Kumbh Mela, Allahabad, India 2013.. When the riverbanks turned into effervescent, mythical and mystical religious pageant of million voices, chiming temple bells, strains of prayers and discourses against the backdrop of rising sun.
Allahabad is my hometown and in 2013 I joined nearly 120 million, from all over the world, congregating to purify themselves with a dip in the confluence or sangam of Ganga, Yamuna and the invisible Saraswati.
Mark Twain, American author, had visited the Kumbh at Allahabad in 1895 and like him, I too, marvelled at “…the power of a faith, that can make multitudes of the old and weak and the young and frail enter without hesitation or complaint upon such incredible journeys and endure the resultant miseries without repining. It is done in love, or it is done in fear; I do not know which it is. No matter what the impulse is, the act born of it is beyond imagination….”
According to Hindu mythology the origin of Kumbh Mela centers on the legend of Samudra Manthan, (churning of the waters), in search of the pitcher or Kumbh filled with holy nectar or amrita. The Devas (gods) and Asuras (evil people) both claimed the pitcher and to prevent the Asuras from drinking the holy nectar of immortality one of the gods flew away with the pitcher and in process four drops fell on earth, Hardwar, Allahabad, Ujjain and Nasik, deeming them holy places.

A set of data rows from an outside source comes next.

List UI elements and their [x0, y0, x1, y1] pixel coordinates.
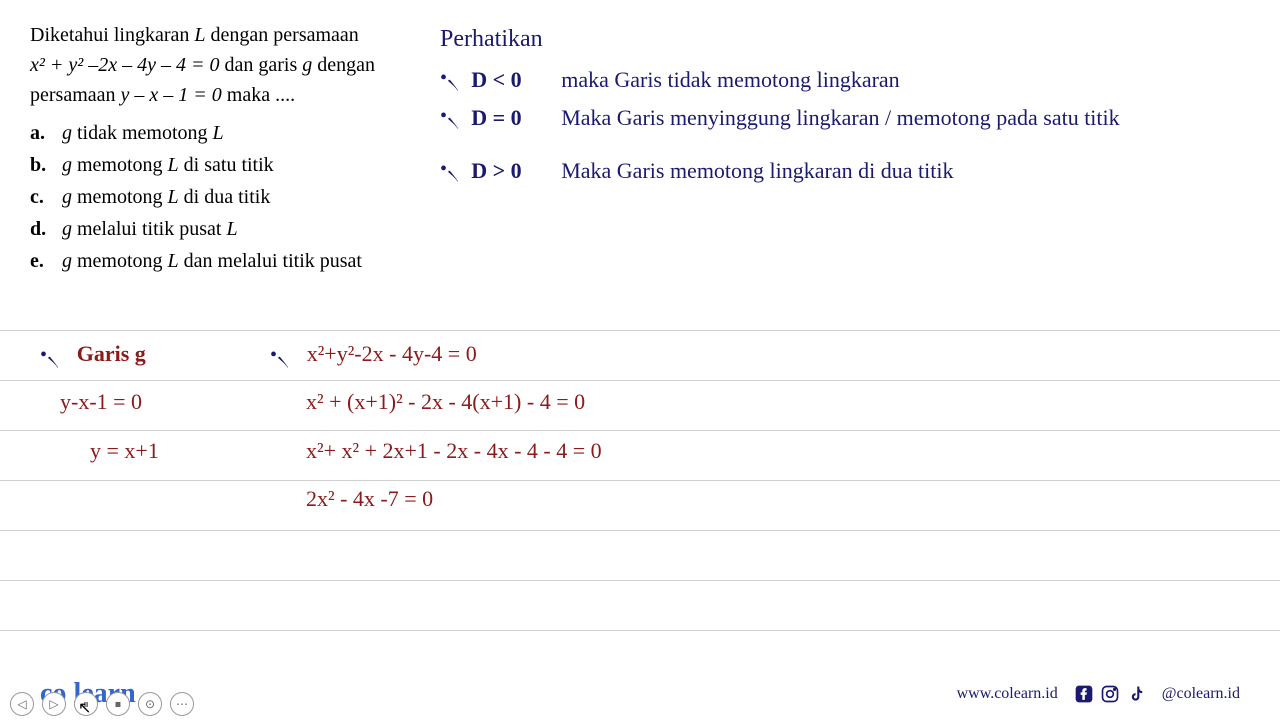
playback-controls: ◁ ▷ ⏸ ⏹ ⊙ ⋯	[10, 692, 194, 716]
option-label: d.	[30, 214, 62, 244]
work-eq: y-x-1 = 0	[40, 378, 240, 426]
more-button[interactable]: ⋯	[170, 692, 194, 716]
stop-button[interactable]: ⏹	[106, 692, 130, 716]
option-b: b. g memotong L di satu titik	[30, 150, 420, 180]
option-label: c.	[30, 182, 62, 212]
option-label: a.	[30, 118, 62, 148]
facebook-icon	[1074, 684, 1094, 704]
condition: D < 0	[471, 62, 561, 97]
note-3: •৲ D > 0 Maka Garis memotong lingkaran d…	[440, 153, 1250, 188]
search-button[interactable]: ⊙	[138, 692, 162, 716]
notes-title: Perhatikan	[440, 20, 1250, 58]
equation: y – x – 1 = 0	[121, 84, 222, 106]
problem-text: persamaan	[30, 84, 121, 106]
note-2: •৲ D = 0 Maka Garis menyinggung lingkara…	[440, 100, 1250, 135]
var-L: L	[194, 24, 205, 46]
instagram-icon	[1100, 684, 1120, 704]
footer-url: www.colearn.id	[957, 685, 1058, 703]
tiktok-icon	[1126, 684, 1146, 704]
work-eq: •৲ x²+y²-2x - 4y-4 = 0	[270, 330, 1240, 378]
option-label: b.	[30, 150, 62, 180]
work-eq: 2x² - 4x -7 = 0	[270, 475, 1240, 523]
condition: D > 0	[471, 153, 561, 188]
option-a: a. g tidak memotong L	[30, 118, 420, 148]
bullet-icon: •৲	[440, 100, 459, 132]
options-list: a. g tidak memotong L b. g memotong L di…	[30, 118, 420, 276]
bullet-icon: •৲	[440, 62, 459, 94]
work-area: •৲ Garis g y-x-1 = 0 y = x+1 •৲ x²+y²-2x…	[40, 330, 1240, 524]
option-text: g tidak memotong L	[62, 118, 420, 148]
problem-statement: Diketahui lingkaran L dengan persamaan x…	[30, 20, 420, 110]
var-g: g	[302, 54, 312, 76]
option-d: d. g melalui titik pusat L	[30, 214, 420, 244]
option-text: g melalui titik pusat L	[62, 214, 420, 244]
handwritten-notes: Perhatikan •৲ D < 0 maka Garis tidak mem…	[420, 20, 1250, 278]
footer-right: www.colearn.id @colearn.id	[957, 684, 1240, 704]
work-eq: x² + (x+1)² - 2x - 4(x+1) - 4 = 0	[270, 378, 1240, 426]
work-eq: x²+ x² + 2x+1 - 2x - 4x - 4 - 4 = 0	[270, 427, 1240, 475]
problem-column: Diketahui lingkaran L dengan persamaan x…	[30, 20, 420, 278]
condition: D = 0	[471, 100, 561, 135]
problem-text: maka ....	[222, 84, 295, 106]
bullet-icon: •৲	[440, 153, 459, 185]
work-left-column: •৲ Garis g y-x-1 = 0 y = x+1	[40, 330, 240, 524]
note-text: Maka Garis memotong lingkaran di dua tit…	[561, 153, 1250, 188]
option-text: g memotong L di satu titik	[62, 150, 420, 180]
problem-text: dengan	[312, 54, 375, 76]
option-c: c. g memotong L di dua titik	[30, 182, 420, 212]
work-eq: y = x+1	[40, 427, 240, 475]
option-text: g memotong L dan melalui titik pusat	[62, 246, 420, 276]
option-text: g memotong L di dua titik	[62, 182, 420, 212]
note-text: Maka Garis menyinggung lingkaran / memot…	[561, 100, 1250, 135]
note-text: maka Garis tidak memotong lingkaran	[561, 62, 1250, 97]
equation: x² + y² –2x – 4y – 4 = 0	[30, 54, 220, 76]
note-1: •৲ D < 0 maka Garis tidak memotong lingk…	[440, 62, 1250, 97]
work-title: •৲ Garis g	[40, 330, 240, 378]
prev-button[interactable]: ◁	[10, 692, 34, 716]
cursor-icon: ↖	[78, 698, 91, 718]
work-right-column: •৲ x²+y²-2x - 4y-4 = 0 x² + (x+1)² - 2x …	[240, 330, 1240, 524]
problem-text: dengan persamaan	[206, 24, 359, 46]
play-button[interactable]: ▷	[42, 692, 66, 716]
problem-text: Diketahui lingkaran	[30, 24, 194, 46]
social-icons	[1074, 684, 1146, 704]
option-e: e. g memotong L dan melalui titik pusat	[30, 246, 420, 276]
option-label: e.	[30, 246, 62, 276]
main-content: Diketahui lingkaran L dengan persamaan x…	[0, 0, 1280, 278]
footer-handle: @colearn.id	[1162, 685, 1240, 703]
problem-text: dan garis	[220, 54, 303, 76]
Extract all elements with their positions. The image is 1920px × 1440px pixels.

The Kumbh Melas are held every 12 years in rotation: River Ganga in Haridwar; the confluence of Ganga, Yamuna and mythical Saraswati at Allahabad; the Godavari at Nashik and River Shipra at Ujjain (Central India). The Melas stretch over two months with auspicious bathing dates, though one can take a dip in the sacred waters everyday, to purify themselves of worldly sins.